Middletown business owners concerned with homeless issues; police presence increased

After hearing concerns from downtown business owners related to the homeless issue and its negative impact on their bottom line, Middletown City Manager Paul Lolli said it’s time to implement a “disaster operation mode.”

He updated City Council members in an email after last week’s meeting attracted more than 100 people, including city officials, law enforcement officers, social service agency representatives, business owners and a few homeless.

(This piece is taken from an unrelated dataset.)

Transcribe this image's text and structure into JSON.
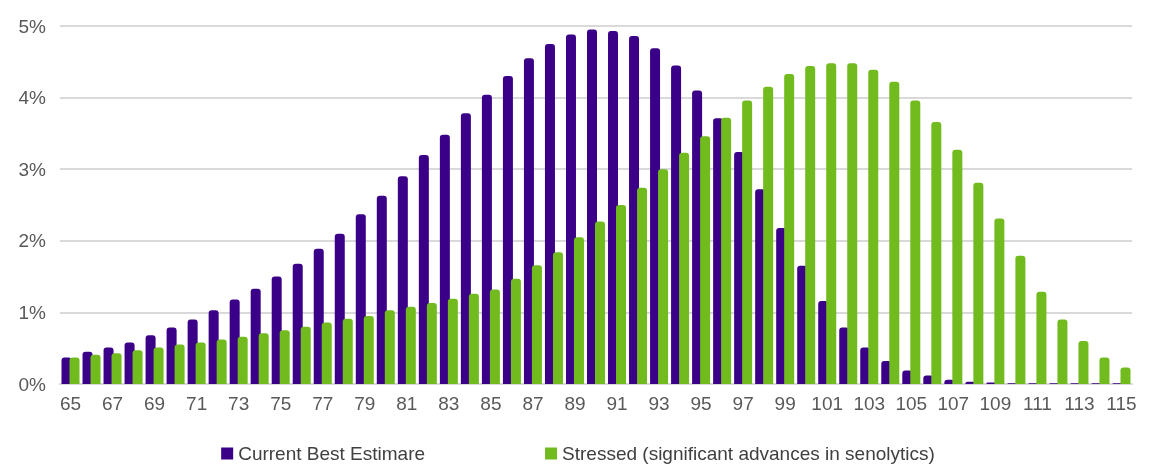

Lolli said business owners told stories of customers being confronted by “hostile homeless individuals” who made threats to their personal safety and damage to personal property.

“This is unacceptable and we will not tolerate it,” he wrote to council.

He instructed police Chief David Birk to increase patrols in the downtown district and surrounding areas for at least the next six weeks. Lolli said he has assembled a small group of senior staff members who will report to a “command center type approach” five mornings a week.

“We will identify ways and means to reduce the homeless effect in Middletown and reduce the number of such individuals here!” he wrote to council. “We won’t solve the homeless issue; but we will run this city not the other way around.”

Some of those recommendations include talking to the unhoused in the homeless camps; using outreach teams to engage the homeless; connecting people to social services but not attract more homeless to Middletown; sharing of data, information and mapping of where the homeless are in the city; identifying problem areas; and deciding what to do with the homeless encampments and if they’re closed, how to deal with the homeless after they leave the camps.

The community meeting was arranged by Rodney Muterspaw, a first-year council member and the city’s former police chief. He called improving safety of those who patronize downtown businesses “priority No. 1” for city council.

He has talked to business owners who have told him they’re losing their livelihood due to the homeless population creating problems downtown.

“Gotten so out of control,” is how it was described by Muterspaw.

One of the most focal businesses owners has been Heather Gibson, who opened Triple Moon Coffee Shop eight years ago in the heart of downtown.

She said customers who have been approached by panhandlers downtown have told her they don’t feel safe. That sentiment can’t continue if Gibson wants to remain open, she said.

“I can’t be losing customers, but I am,” she said. “We have to create a partnership with the city so people feel safe down here. At this point, that’s the only thing we can do. We will not eliminate the homeless issue, but we have to make it not so overwhelming.”

She said the homeless are drawn downtown because that’s where the majority of social services are located. She said those who operate those agencies need to be more understanding of the needs of business owners.

While driving downtown Sunday to attend the sixth Hocus Pocus Family Fun Festival, Gibson said she saw people in sleeping bags near a downtown church on Verity Parkway. That’s not a good image for the for the city, she said.

“It’s getting worse and winter is coming,” Gibson said. She called homelessness “a problem no one knows how to solve.”

Birk has repeatedly said being homeless isn’t a crime. He estimates there are about 200 unhoused people living in Middletown and about 50% are from outside the city. He said many of the homeless come to Middletown from surrounding Butler County communities.

Lolli has said the city plans to operate warming centers with volunteers at local churches this winter. This was after the city didn’t know if Serving Homeless Alternate Lodging Of Middletown (SHALOM), a church-based homeless shelter, was going to reopen this year after being closed for two years due to COVID-19.

Bill Fugate, a leader of SHALOM, has said the group planned to house the homeless this winter, but withdrew after the city announced its plans. SHALOM volunteers will continue serving the unhoused breakfast from 8:30-9:30 a.m. every Monday, Wednesday and Saturday at First United Methodist Church, according to Fugate.